Champions de la discrimination, ces députés n'ont pas su voir plus loin que leur désir immature d'effacer la contradiction et de punir les présumés mal-pensants. Avec la légèreté suiviste de ceux qui ont arrêté de penser, ces esprits faibles ont donc phagocyté leur propre liberté d'expression, et mis leur propre éligibilité entre les mains des juges et des groupements de minorités activistes pour l'instant leurs alliés. Pour l'instant. Quelle courte vue ! Mais il est vrai que garder son siège à l'Assemblée, c'est du court terme. Ces élus inconséquents sapent les fondements de la République. Oublieux de la sagesse et de la prudence que réclame leur fonction, ils ont franchi avec désinvolture un seuil majeur vers un régime politique répressif.
Nathalie Rivage
4 Septembre 2017
---------------
Note :
Voir l'amendement 572 ci-dessous sur le site assemblee-nationale.fr.
ASSEMBLÉE NATIONALE
21 juillet 2017
RÉGULATION DE LA VIE PUBLIQUE - (N° 106)
AdoptÉ
AMENDEMENT No 572
présenté par Mme Forteza, Mme Moutchou, M. Ferrand et les membres du groupe La République en Marche
---------------
EXPOSÉ SOMMAIRE
Lors des travaux de la commission des lois de l’Assemblée nationale, à la peine complémentaire obligatoire d’inéligibilité figurant dans le projet du Gouvernement a été substitué un mécanisme visant à interdire aux personnes ayant été définitivement condamnées de faire acte de candidature à une élection. Afin d’éviter tout risque de censure de la part du Conseil constitutionnel, le Groupe La République En Marche dépose cet amendement, visant à réintroduire dans le projet de loi le mécanisme de peine complémentaire obligatoire, pour laquelle le Conseil d’État n’a pas identifié de risque d’inconstitutionnalité.

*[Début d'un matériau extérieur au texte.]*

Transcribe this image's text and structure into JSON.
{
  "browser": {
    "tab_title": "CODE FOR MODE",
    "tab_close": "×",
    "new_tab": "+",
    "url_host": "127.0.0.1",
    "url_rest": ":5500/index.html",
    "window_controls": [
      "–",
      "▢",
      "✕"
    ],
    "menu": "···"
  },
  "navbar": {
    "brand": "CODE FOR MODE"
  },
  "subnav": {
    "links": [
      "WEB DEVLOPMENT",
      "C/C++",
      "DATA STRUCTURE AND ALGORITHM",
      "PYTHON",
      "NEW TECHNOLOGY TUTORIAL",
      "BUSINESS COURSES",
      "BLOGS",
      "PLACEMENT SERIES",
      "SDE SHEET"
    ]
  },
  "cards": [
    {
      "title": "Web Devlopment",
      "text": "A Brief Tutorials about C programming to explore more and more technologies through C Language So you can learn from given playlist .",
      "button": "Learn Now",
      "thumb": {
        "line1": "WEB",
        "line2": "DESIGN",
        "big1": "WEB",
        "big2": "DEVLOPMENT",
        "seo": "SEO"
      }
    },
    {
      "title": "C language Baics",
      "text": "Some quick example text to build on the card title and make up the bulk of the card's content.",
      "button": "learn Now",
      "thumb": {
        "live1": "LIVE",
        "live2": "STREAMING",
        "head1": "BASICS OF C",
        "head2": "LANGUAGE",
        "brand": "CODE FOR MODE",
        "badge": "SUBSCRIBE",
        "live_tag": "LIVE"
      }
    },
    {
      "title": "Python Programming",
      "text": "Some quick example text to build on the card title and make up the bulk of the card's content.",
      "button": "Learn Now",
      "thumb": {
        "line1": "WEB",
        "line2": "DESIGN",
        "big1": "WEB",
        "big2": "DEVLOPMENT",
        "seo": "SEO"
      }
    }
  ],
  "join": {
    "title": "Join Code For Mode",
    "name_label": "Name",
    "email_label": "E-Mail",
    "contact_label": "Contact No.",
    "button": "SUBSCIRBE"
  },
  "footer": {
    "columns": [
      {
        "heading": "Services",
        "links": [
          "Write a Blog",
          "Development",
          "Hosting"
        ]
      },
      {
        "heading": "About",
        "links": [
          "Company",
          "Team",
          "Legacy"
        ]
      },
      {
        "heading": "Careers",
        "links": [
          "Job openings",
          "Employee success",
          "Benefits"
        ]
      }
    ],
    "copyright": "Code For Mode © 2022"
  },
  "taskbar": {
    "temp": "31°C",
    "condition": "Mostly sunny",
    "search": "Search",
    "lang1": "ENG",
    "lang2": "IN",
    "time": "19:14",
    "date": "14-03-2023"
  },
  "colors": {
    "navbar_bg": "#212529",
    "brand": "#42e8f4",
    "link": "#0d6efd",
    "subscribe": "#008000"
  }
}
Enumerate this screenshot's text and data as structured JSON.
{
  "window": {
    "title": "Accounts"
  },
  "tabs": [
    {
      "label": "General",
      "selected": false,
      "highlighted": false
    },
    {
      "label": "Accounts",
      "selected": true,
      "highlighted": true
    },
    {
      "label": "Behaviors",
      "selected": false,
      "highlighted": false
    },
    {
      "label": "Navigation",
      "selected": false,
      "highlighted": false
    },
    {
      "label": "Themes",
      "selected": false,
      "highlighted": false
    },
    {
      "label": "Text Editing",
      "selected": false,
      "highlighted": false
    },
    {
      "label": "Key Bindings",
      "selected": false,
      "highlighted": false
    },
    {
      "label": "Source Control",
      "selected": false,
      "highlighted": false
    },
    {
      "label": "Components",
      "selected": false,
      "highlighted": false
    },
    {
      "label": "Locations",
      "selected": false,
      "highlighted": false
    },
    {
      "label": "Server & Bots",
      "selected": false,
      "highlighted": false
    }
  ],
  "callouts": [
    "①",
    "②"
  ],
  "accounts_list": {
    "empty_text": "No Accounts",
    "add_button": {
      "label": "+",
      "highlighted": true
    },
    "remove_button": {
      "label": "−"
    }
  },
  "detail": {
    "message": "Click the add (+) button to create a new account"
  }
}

Toutefois, les députés du groupe majoritaire souhaitent que le principe de probité demeure une exigence pour l’exercice d’un mandat électif. C’est la raison pour laquelle, il propose cet amendement, qui reprend, dans un dispositif juridique différent, l’ensemble des infractions visées dans le texte voté en commission des lois.
Toutefois, il propose, en plus, d’étendre le champ des infractions pour lesquelles la peine complémentaire obligatoire d’inéligibilité est prévue. Ainsi, en plus des infractions les plus graves que constituent les crimes et les atteintes à la probité et à la confiance publique, le dispositif proposé concerne également les faits de discrimination, injure ou diffamation publiques, provocation à la haine raciale, sexiste ou à raison de l’orientation sexuelle qui portent atteinte aux valeurs républicaines qu’un élu se doit de partager.
Concernant les infractions à caractère sexuel, une expertise juridique est menée, afin que le dispositif comporte, comme l’a souhaité le groupe majoritaire en commission des lois, ce type d’infraction, tout en s’assurant de la consolidation juridique du dispositif.